Chick regresa a su antigua casa

Para entonces, el sol de la mañana apenas asomaba por el horizonte y llegaba hasta mí como un lanzamiento bajo brazo por entre las casas de mi antiguo vecindario. Me protegí los ojos con la mano. Como estábamos a principios de octubre, ya había montones de hojas apiladas contra el bordillo; más hojas de las que recordaba de los otoños que pasé allí y menos espacio abierto en el cielo. Creo que en lo que más reparas cuando hace tiempo que no estás en casa es en lo mucho que han crecido los árboles en tu recuerdo.

Pepperville Beach. ¿Sabes por qué se llama así? Casi resulta embarazoso. Hace años, algún empresario que creía que la ciudad sería más impresionante si tuviéramos playa, aunque aquí no hubiera mar, había llenado una pequeña parcela con arena que trajeron en camiones. Dicho empresario entró a formar parte de la cámara de comercio y consiguió incluso que le cambiaran el nombre a la ciudad —Pepperville Lake, el lago Pepperville, se convirtió en Pepperville Beach, la playa Pepperville—, a pesar del hecho de que nuestra «playa» tenía unos columpios y un tobogán y de que en cuanto había doce familias ya tenías que sentarte en la toalla de otra persona. Para los que crecíamos aquí se convirtió en una especie de broma. Decíamos: «¡Eh! ¿Quieres que vayamos a la playa?» o «¡Qué bien, me parece que hoy hace día de playa!», porque sabíamos que no engañábamos a nadie.

En cualquier caso, la casa se encontraba cerca del lago —y de la «playa»— y mi hermana y yo la habíamos conservado después de la muerte de nuestra madre porque supongo que albergábamos la esperanza de que algún día llegara a valer algo. Para ser sincero, nunca tuve valor para venderla.

Entonces me encaminé a aquella casa, encorvado como un fugitivo. Había abandonado el escenario de un accidente y seguramente alguien habría encontrado el coche, el camión, la valla publicitaria rota, la pistola. Me dolía todo el cuerpo, sangraba y todavía estaba medio aturdido. Esperaba oír las sirenas de la policía en cualquier momento…, aún con más motivo tenía que suicidarme primero.

Subí tambaleándome por los escalones del porche. Encontré la llave que escondíamos debajo de una piedra falsa en un arriate de flores (una idea de mi hermana). Miré a ambos lados por encima del hombro y no vi nada, ni policía, ni gente, ni un solo automóvil en ninguna dirección; empujé la puerta para abrirla y entré.

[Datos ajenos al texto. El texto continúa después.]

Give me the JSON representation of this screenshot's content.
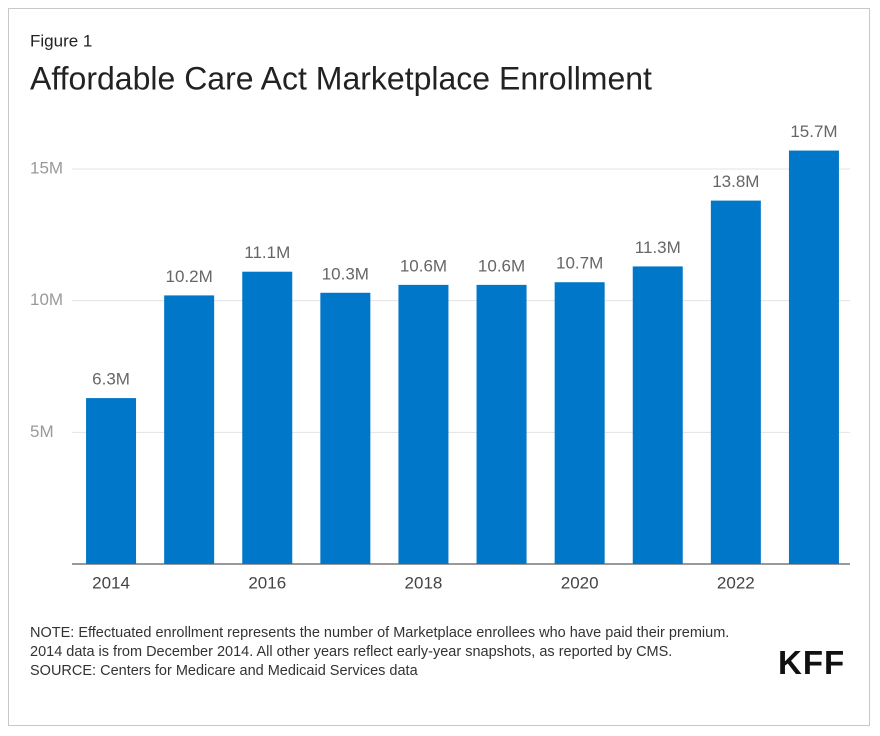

La casa olía a humedad y también se notaba un débil y dulce olor a limpiador de alfombras, como si alguien hubiera lavado la nuestra recientemente (¿el conserje al que pagábamos, quizá?). Pasé junto al armario del vestíbulo y junto a la barandilla por la que solíamos deslizamos cuando éramos pequeños. Entré en la cocina con su viejo suelo de baldosas y sus armarios de madera de cerezo. Abrí la nevera porque buscaba algo que tuviera alcohol; a esas alturas ya era un acto instintivo.

Y retrocedí.

Había comida en el interior.

Recipientes de plástico. Sobras de lasaña. Leche descremada. Zumo de manzana. Yogur de frambuesas. Por un fugaz momento me pregunté sí alguien se habría instalado allí, algún ocupante ilegal, y si aquélla era entonces su casa, el precio a pagar por descuidarla tanto tiempo.

Abrí un armario. Había té Lipton y un frasco de café Sanka. Abrí otro armario. Azúcar. Sal Morton. Pimentón dulce. Orégano. Vi un plato en el fregadero, en remojo bajo las burbujas. Lo saqué y volví a sumergirlo, como si intentara volver a dejarlo en su sitio.

Entonces oí algo.

Provenía del piso de arriba.

—¿Charley?

Otra vez.

—¿Charley?

Era la voz de mi madre.

Salí corriendo por la puerta de la cocina con los dedos mojados de agua jabonosa.